Insert	2-3 times whatever you put in for plasmid
dH20	20-(plasmid + insert)
Total	20µl

7) Transformation time, take 3µl from gibson rxn and transform directly using that handy protocol

8) Stay classy

Ligation

Calculations

For the ligation, you should follow the following calculations to determine the ideal amount to achieve the typical ratio of 3:1, insert:vector. Also the Ligation buffer vial should be made into 5uL aliquots to prevent constant freeze thaw and keep it active. The freeze thawing will eventually cause the sulfur ends to degrade. As a quick check, smell the vial to see if it still smells like rotten eggs (sulfur smell). A sulfur smell means the buffer is still good to use.

(Length of insert/ Length of vector) X 100ng of vector X 3 = ng of insert for a 3:1 ratio

On top of the standard ligation, run a control ligation by replacing the insert with water

Reaction

For 20 uL reaction (in this order):

2 uL ligase buffer (tubes marked with a green dash, in a box marked with a green dash in the -20)

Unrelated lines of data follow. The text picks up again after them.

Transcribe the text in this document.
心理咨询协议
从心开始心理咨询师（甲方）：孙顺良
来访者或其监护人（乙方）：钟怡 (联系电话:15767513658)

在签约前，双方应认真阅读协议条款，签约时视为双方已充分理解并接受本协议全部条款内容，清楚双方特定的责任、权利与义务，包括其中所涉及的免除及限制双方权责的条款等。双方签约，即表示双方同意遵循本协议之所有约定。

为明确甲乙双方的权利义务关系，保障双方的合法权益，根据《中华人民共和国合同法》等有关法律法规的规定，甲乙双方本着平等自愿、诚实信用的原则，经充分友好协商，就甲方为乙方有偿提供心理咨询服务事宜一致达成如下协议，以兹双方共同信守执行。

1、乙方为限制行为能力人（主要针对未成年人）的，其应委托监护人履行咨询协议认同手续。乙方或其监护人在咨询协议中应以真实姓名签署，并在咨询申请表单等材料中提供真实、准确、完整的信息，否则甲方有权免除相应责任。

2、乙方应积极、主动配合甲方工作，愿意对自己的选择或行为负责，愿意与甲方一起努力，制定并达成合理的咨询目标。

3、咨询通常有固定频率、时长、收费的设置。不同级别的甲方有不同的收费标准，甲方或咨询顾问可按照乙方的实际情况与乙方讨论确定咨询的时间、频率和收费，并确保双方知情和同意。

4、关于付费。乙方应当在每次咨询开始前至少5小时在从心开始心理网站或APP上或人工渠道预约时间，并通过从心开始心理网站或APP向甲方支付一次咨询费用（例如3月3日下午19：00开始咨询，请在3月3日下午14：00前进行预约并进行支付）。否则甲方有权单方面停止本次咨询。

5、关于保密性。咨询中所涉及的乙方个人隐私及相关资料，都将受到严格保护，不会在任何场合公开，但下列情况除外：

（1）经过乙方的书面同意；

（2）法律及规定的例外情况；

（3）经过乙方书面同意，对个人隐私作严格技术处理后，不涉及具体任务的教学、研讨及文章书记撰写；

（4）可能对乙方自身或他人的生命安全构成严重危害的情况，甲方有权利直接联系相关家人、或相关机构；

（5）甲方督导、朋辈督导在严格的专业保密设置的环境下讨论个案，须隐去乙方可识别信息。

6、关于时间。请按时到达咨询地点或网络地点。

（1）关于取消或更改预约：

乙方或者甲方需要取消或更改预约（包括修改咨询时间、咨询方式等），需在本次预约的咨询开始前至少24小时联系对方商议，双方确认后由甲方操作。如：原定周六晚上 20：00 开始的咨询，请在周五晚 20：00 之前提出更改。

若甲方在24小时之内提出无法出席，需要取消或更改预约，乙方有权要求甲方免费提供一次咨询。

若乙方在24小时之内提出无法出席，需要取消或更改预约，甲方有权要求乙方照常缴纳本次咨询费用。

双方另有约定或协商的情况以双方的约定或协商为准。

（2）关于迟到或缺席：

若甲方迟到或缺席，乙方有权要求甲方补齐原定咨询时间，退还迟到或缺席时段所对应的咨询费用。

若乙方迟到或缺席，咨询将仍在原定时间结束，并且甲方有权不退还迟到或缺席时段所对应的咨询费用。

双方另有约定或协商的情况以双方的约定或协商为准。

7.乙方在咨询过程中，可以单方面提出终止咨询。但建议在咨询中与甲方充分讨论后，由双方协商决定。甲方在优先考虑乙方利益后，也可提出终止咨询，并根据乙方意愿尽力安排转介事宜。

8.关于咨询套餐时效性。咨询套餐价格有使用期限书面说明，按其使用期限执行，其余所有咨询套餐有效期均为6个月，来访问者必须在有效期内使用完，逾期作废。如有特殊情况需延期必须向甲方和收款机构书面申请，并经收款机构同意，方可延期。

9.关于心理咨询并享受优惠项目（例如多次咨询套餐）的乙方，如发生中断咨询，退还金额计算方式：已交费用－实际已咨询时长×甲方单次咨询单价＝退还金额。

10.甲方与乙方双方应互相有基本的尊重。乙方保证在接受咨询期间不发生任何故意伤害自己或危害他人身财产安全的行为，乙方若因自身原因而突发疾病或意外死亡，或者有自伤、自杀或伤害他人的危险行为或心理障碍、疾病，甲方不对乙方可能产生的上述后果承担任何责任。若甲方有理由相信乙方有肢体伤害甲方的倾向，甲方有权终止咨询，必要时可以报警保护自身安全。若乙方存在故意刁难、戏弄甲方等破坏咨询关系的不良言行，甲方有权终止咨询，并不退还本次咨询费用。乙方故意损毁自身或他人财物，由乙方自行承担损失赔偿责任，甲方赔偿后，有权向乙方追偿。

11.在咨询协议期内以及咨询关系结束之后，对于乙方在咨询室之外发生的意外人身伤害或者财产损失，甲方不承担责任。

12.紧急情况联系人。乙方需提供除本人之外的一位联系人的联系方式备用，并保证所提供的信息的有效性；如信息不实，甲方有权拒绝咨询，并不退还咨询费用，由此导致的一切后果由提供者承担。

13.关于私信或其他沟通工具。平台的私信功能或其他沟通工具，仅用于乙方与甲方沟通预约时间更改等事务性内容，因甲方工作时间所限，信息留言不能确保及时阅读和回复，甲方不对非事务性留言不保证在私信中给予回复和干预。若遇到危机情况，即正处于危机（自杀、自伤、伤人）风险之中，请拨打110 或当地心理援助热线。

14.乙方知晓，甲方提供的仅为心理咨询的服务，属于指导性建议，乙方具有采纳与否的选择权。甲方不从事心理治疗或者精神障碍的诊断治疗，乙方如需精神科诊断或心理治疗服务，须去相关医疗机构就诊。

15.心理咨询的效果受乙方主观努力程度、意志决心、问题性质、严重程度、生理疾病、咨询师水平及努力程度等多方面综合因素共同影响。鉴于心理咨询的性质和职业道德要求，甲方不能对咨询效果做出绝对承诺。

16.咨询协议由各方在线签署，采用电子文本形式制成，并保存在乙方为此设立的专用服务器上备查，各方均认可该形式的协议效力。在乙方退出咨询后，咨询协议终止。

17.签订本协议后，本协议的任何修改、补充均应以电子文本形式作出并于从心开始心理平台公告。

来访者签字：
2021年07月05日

17 uL of the above-calculated mixture of insert & vector & water

1 uL T4 DNA ligase (in enzyme box)

Run benchtop ligation 15 minutes. Take 3uL from this, and tranform it into competent cells. Take the remaining 17uL and place in strip tubes, then thermocycler for an overnight ligation at 16 degrees.

Limonene Production Assay w/ GC-MS Chromatography

This protocol is work in progress.

Day 1 :

1. Freshly prepare transformed strains which are capable of : (Cultures to be produced in triplicates)

a. LIMS1 synthesis in LB medium. (pBba5c + LIMS1)

b. ADS synthesis in LB medium. (pBba5c + ADS )

c. Untransformed cells in LB medium. (DH10B)

Make 5 ml liquid cultures of each in triplicates and incubate overnight @ 37 C.

Day 2

2. Overnight cultures to be diluted 1:100 in LB medium to 80 ml.

Induce with 500mM IPTG

Overlay the solution with (20%) 20 ml dodecane

Also, prepare a 80ml flask (blank) containing LB and overlay with 20% dodecane (20ml).

Add Limonene in the medium of the following volumes (to the three flasks) :

1. 0.15 ml

2. 0.075 ml

3. 0.0 ml

Incubated at 37*C for 72 h.

Day 5

At the end of the production period, dodecane layers are to be sampled for limonene content by gas chromatography/mass spectrometry on a DB-5 column using the internal standard caryophyllene to normalize between samples.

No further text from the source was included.